Focus likes diversity. If you’re a visual guy, try using some sounds in the next working session. Put some music on, tap the table from time to time. If you’re doing something related to sounds (you’re a musician for instance, or working on a movie soundtrack) try to balance this by using some new lights around you. Change your seat, light a candle. It will instantly make you focus better.

Your focus will always appreciate a new balance in your senses. It’s not about boredom, we talked about that already. What you’re doing is sending a complementary signal that will make your focus trying to recompose the big picture. And that will keep it on the current task.
Your Focus Is Your Reality

Ok, I cheated a bit. I started with all those tips about focus enhancement and kept the focus definition aside. And I did this for a reason.

I strongly believe that your focus is in fact your reality. You cannot experience something outside your focus. Everything you do is driven by focus, it’s like a handle to keep and master your environment. It’s the only way you actively experience your life: whenever you’re not focused, you’re drifting away, whenever you’re focused you’re sailing.

Let’s make a short experiment now. Take a look at the wall in front of you. Yes, like right now. Take a look, I said, don’t cheat. :-) After several seconds come back here and read on.

Where was your focus while you looked at the wall? Outside this blog post, of course, what a silly question. But where was the blog post during this period? You’ll answer that it was there, right in front of you, waiting for your to get back. It was in your mind. But I will say this blog post was completely outside your reality.

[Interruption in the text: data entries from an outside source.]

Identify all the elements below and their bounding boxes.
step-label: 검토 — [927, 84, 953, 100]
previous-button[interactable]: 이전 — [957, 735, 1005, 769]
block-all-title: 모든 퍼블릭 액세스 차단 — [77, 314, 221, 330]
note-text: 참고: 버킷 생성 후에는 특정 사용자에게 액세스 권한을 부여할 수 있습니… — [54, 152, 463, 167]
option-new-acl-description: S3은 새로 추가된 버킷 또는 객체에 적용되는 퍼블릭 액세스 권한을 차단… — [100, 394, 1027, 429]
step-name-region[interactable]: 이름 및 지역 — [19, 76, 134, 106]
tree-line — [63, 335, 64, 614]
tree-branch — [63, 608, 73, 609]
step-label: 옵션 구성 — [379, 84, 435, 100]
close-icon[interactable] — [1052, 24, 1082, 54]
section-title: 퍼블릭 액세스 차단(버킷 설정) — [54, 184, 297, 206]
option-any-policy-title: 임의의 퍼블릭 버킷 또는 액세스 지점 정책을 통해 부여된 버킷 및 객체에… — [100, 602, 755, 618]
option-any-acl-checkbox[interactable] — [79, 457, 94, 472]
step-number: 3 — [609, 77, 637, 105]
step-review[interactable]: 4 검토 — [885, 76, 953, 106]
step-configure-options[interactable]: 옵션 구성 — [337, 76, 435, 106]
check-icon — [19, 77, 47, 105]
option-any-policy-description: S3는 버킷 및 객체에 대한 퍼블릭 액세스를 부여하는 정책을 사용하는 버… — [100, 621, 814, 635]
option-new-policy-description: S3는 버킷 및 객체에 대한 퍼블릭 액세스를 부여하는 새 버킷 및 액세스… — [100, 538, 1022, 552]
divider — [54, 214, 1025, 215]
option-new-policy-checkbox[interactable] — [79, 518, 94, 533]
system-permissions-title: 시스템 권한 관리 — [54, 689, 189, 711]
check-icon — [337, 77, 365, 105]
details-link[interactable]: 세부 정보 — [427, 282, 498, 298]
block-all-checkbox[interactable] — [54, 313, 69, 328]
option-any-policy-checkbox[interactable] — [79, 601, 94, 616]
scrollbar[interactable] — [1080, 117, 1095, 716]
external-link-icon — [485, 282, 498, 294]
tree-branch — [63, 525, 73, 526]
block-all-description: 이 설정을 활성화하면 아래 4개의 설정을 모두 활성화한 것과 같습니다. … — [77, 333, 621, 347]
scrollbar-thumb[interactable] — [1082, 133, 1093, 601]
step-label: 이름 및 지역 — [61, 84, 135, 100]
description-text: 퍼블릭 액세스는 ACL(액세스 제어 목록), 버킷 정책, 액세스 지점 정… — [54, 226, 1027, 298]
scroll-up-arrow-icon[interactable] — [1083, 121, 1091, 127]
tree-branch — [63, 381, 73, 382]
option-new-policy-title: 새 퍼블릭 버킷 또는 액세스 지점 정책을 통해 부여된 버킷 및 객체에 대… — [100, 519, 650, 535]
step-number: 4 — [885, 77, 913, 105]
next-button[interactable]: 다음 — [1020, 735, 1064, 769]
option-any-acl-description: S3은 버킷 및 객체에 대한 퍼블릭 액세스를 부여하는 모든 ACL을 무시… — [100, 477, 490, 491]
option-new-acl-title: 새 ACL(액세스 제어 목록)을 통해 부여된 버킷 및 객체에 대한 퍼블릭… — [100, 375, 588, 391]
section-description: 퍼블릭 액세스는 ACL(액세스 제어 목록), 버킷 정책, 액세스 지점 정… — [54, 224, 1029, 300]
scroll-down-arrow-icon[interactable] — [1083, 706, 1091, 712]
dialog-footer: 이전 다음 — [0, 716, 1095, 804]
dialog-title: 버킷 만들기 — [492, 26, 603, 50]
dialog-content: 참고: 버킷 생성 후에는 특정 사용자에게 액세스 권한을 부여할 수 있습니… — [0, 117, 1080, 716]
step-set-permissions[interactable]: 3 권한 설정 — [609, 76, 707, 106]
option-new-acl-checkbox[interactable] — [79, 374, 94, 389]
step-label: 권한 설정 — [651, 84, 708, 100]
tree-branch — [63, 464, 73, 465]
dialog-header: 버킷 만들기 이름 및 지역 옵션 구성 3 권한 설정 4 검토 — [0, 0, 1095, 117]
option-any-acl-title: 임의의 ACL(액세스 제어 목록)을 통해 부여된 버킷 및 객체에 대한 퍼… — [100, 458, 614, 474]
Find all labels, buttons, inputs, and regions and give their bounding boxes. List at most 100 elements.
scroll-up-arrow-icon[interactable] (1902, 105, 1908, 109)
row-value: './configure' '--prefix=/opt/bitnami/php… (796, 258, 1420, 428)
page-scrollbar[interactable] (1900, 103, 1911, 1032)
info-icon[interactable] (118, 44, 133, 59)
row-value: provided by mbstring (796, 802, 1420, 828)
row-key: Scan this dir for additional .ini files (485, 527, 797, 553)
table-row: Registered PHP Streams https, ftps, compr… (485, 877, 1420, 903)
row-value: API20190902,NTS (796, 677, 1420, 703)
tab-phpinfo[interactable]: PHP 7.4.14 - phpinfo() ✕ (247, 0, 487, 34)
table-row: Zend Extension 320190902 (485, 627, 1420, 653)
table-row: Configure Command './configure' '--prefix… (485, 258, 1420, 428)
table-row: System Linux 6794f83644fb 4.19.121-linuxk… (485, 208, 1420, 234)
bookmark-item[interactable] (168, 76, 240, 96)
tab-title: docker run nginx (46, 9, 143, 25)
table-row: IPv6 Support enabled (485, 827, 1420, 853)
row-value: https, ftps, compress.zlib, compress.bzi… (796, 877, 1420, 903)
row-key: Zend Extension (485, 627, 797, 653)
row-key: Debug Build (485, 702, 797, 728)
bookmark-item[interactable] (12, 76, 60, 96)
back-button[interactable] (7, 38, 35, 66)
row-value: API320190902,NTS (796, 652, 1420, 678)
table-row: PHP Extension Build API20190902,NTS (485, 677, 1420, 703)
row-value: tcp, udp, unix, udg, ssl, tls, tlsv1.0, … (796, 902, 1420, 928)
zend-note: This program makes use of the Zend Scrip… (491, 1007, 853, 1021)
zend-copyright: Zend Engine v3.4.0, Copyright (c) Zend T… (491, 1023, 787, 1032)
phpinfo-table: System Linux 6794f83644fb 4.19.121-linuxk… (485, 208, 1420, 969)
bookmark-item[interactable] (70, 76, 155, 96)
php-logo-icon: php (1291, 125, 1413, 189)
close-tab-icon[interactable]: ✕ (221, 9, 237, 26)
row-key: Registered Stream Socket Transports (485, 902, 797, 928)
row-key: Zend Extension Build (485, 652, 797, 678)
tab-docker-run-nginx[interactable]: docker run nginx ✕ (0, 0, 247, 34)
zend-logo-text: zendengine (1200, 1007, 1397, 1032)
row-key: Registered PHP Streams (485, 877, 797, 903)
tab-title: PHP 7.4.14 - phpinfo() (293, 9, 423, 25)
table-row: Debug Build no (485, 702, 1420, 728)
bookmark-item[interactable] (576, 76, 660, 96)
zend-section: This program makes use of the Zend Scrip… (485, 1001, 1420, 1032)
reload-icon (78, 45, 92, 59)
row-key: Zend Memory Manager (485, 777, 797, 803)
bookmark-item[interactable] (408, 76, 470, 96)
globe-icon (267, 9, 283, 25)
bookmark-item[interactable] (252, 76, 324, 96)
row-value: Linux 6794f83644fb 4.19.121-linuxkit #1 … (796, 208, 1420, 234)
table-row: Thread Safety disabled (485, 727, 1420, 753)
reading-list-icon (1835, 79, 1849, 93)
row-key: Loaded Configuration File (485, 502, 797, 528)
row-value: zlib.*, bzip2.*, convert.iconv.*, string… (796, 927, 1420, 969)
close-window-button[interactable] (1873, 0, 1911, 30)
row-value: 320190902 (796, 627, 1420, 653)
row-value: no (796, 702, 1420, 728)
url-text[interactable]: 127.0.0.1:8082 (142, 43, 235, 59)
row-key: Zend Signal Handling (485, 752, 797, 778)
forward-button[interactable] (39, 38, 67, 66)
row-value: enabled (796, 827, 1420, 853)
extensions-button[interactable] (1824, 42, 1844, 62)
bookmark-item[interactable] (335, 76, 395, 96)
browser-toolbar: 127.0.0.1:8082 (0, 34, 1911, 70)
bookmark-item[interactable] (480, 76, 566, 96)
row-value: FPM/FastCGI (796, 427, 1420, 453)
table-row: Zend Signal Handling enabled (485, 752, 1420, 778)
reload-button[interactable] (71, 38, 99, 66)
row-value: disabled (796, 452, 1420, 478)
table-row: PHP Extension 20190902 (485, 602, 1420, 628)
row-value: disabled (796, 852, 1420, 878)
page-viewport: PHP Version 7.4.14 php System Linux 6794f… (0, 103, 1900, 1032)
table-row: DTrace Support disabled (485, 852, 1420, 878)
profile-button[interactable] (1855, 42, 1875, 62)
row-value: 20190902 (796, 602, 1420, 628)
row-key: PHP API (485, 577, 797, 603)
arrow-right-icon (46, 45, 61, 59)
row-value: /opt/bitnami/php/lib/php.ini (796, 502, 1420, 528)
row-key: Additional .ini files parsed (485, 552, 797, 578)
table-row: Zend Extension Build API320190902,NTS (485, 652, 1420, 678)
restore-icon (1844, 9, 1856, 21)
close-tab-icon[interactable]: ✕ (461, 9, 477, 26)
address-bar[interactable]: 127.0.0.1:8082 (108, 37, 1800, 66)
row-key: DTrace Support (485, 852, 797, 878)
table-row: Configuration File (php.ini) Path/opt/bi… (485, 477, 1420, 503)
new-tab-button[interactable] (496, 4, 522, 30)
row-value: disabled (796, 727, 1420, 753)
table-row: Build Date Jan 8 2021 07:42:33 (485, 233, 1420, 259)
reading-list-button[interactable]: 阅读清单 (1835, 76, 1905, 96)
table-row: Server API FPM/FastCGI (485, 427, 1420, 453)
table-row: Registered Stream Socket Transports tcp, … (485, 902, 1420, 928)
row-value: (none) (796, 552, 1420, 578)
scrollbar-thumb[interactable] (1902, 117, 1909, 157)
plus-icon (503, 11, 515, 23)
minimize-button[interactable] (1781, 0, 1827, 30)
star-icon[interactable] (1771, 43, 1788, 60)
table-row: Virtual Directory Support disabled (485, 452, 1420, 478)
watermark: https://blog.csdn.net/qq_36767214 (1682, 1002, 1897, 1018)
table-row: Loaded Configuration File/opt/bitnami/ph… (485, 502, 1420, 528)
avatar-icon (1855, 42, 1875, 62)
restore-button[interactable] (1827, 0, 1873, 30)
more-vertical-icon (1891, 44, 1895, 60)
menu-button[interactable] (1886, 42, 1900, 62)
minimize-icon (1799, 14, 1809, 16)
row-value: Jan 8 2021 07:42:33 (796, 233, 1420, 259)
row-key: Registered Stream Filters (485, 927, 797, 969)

You might have think it was there, but it was on a virtual space and time. Your real space and time was filled with the wall. You were focused on the wall, and the wall took precedence of everything else in your life, including your thoughts. You might have think you were thinking at the post, but instead you were focused on the wall.

Everything in your life works like this. You might think you’re doing something, but your real focus is somewhere else. You think you’re happy, but instead of real happiness, your focus is in useless, shallow thoughts. You give to your thinking mind the benefit of reality, instead to give this to your focus. You might spend your entire life thinking you’re doing just fine, but your focus will be on a wall. You’ll be in fact experiencing a wall, not a happy life.

This is why training your focus is far more than a productivity technique. At a certain level, focus mastering is a magical endeavor, is an esoteric, almost secret art.

The one who masters his focus will master his own world.

Are you with me here? Or are your drifting away?